We took a car from the hotel to a house in Bogor. Three men were already living there: Raza Ahmadi, Muhammad Jan and Hakim Ali. They arrived 3 days before us. We joined them in the house they were renting. Everyone helped around the house. I was the cook assistant, but I didn’t know how to cook. I helped Tahir cut tomatoes, onions; tasks like that. Karbalye and Arif made the bread. Hakim Ali and Fawad washed the dishes. Agha Zia was oldest; he did not work. Raza and Muhammad Jan bought food from the bazaar and cleaned the home.
We all tried to find the telephone number for a smuggler to go by boat to Australia. When we got the number of a smuggler we chose one person to speak for us: Raza Ahmadi. Arif and Muhammad Jan spoke with another smuggler. The smuggler told Raza Ahmadi that the boat would be ready in 2 weeks. The smuggler wanted $6000.
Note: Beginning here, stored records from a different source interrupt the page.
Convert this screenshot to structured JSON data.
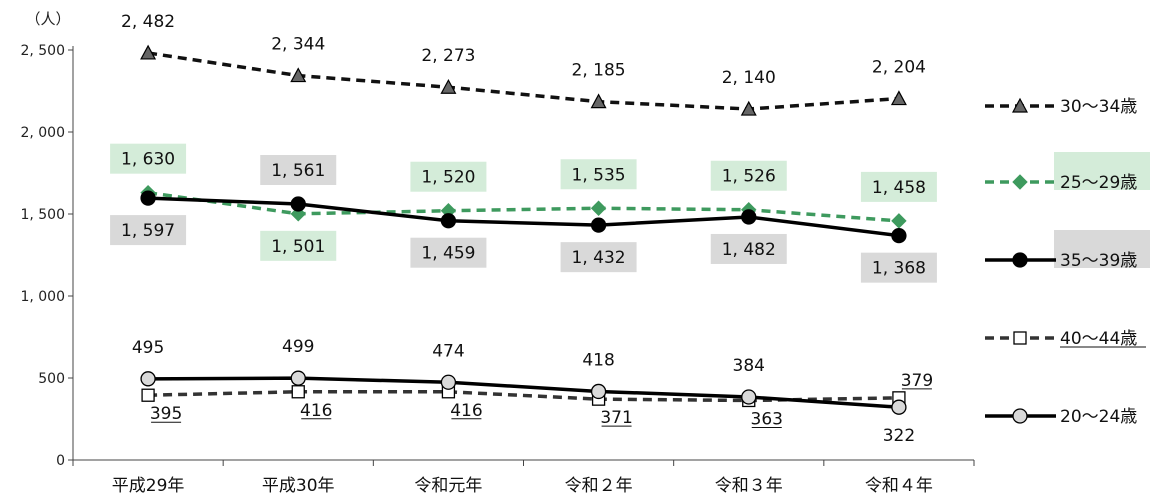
{
  "chart_data": {
    "type": "line",
    "unit_label": "（人）",
    "categories": [
      "平成29年",
      "平成30年",
      "令和元年",
      "令和２年",
      "令和３年",
      "令和４年"
    ],
    "ylim": [
      0,
      2500
    ],
    "yticks": [
      0,
      500,
      1000,
      1500,
      2000,
      2500
    ],
    "ytick_labels": [
      "0",
      "500",
      "1, 000",
      "1, 500",
      "2, 000",
      "2, 500"
    ],
    "grid": false,
    "legend_position": "right",
    "series": [
      {
        "name": "30～34歳",
        "values": [
          2482,
          2344,
          2273,
          2185,
          2140,
          2204
        ],
        "labels": [
          "2, 482",
          "2, 344",
          "2, 273",
          "2, 185",
          "2, 140",
          "2, 204"
        ],
        "color": "#111111",
        "dash": true,
        "marker": "triangle",
        "marker_fill": "#666666",
        "label_pos": "above",
        "label_bg": null,
        "underline": false
      },
      {
        "name": "25～29歳",
        "values": [
          1630,
          1501,
          1520,
          1535,
          1526,
          1458
        ],
        "labels": [
          "1, 630",
          "1, 501",
          "1, 520",
          "1, 535",
          "1, 526",
          "1, 458"
        ],
        "color": "#3e9a5e",
        "dash": true,
        "marker": "diamond",
        "marker_fill": "#3e9a5e",
        "label_pos": [
          "above",
          "below",
          "above",
          "above",
          "above",
          "above"
        ],
        "label_bg": "#d4ecd9",
        "underline": false
      },
      {
        "name": "35～39歳",
        "values": [
          1597,
          1561,
          1459,
          1432,
          1482,
          1368
        ],
        "labels": [
          "1, 597",
          "1, 561",
          "1, 459",
          "1, 432",
          "1, 482",
          "1, 368"
        ],
        "color": "#000000",
        "dash": false,
        "marker": "circle",
        "marker_fill": "#000000",
        "label_pos": [
          "below",
          "above",
          "below",
          "below",
          "below",
          "below"
        ],
        "label_bg": "#d9d9d9",
        "underline": false
      },
      {
        "name": "40～44歳",
        "values": [
          395,
          416,
          416,
          371,
          363,
          379
        ],
        "labels": [
          "395",
          "416",
          "416",
          "371",
          "363",
          "379"
        ],
        "color": "#333333",
        "dash": true,
        "marker": "square",
        "marker_fill": "#ffffff",
        "label_pos": [
          "below",
          "below",
          "below",
          "below",
          "below",
          "above"
        ],
        "label_bg": null,
        "underline": true
      },
      {
        "name": "20～24歳",
        "values": [
          495,
          499,
          474,
          418,
          384,
          322
        ],
        "labels": [
          "495",
          "499",
          "474",
          "418",
          "384",
          "322"
        ],
        "color": "#000000",
        "dash": false,
        "marker": "circle",
        "marker_fill": "#d9d9d9",
        "label_pos": [
          "above",
          "above",
          "above",
          "above",
          "above",
          "below"
        ],
        "label_bg": null,
        "underline": false
      }
    ],
    "legend": {
      "order": [
        "30～34歳",
        "25～29歳",
        "35～39歳",
        "40～44歳",
        "20～24歳"
      ],
      "highlight": {
        "25～29歳": "#d4ecd9",
        "35～39歳": "#d9d9d9"
      },
      "underline": {
        "40～44歳": true
      }
    }
  }
}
The rules on how to pay the money to smuggler: if someone has cash, the smuggler gives discounts; if they don’t have cash, they send the money to a third person in an exchange market in Afghanistan or Pakistan. When the money is sent, $1000 is non-refundable, so if a person changes their mind and doesn’t want to go they only receive $5000 refund.
Arif and Muhammad Jan talked with another smuggler who said he was ready to take us. The smuggler told us not to bring phones; each group should only have one phone in case of emergency situation. We went with the smuggler to a villa that was located one hour from our home. There were around 50 people from Afghanistan, Pakistan, and Iran in the villa. The smuggler had rented other villas. There were around 180 people altogether, ready to go Australia that night at 7 or 8 o’clock. A lot of angkots (minibuses) came to the villa to transfer the people to another place; 11 people per angkot. We were moved into trucks; 35 or 40 people per truck. We were going far from Bogor. After five hours driving we were arrested by police. They wanted to transfer all the people to the prison. Raza and I escaped from the truck and we got a little injured because the truck was driving at speed. We went to the forest and we lost our way. We spent all night in the forest. After 3 hours we found a way out and we arrived at home the next day. All the people in our group were at home. They had also escaped. Agha Zia also had an injury when he jumped off the truck. He lost two teeth and broke his nose. The next day we knew all 180 people had escaped from the police and no one was in prison.
* All interviews have been edited and names and details have been altered to protect identities.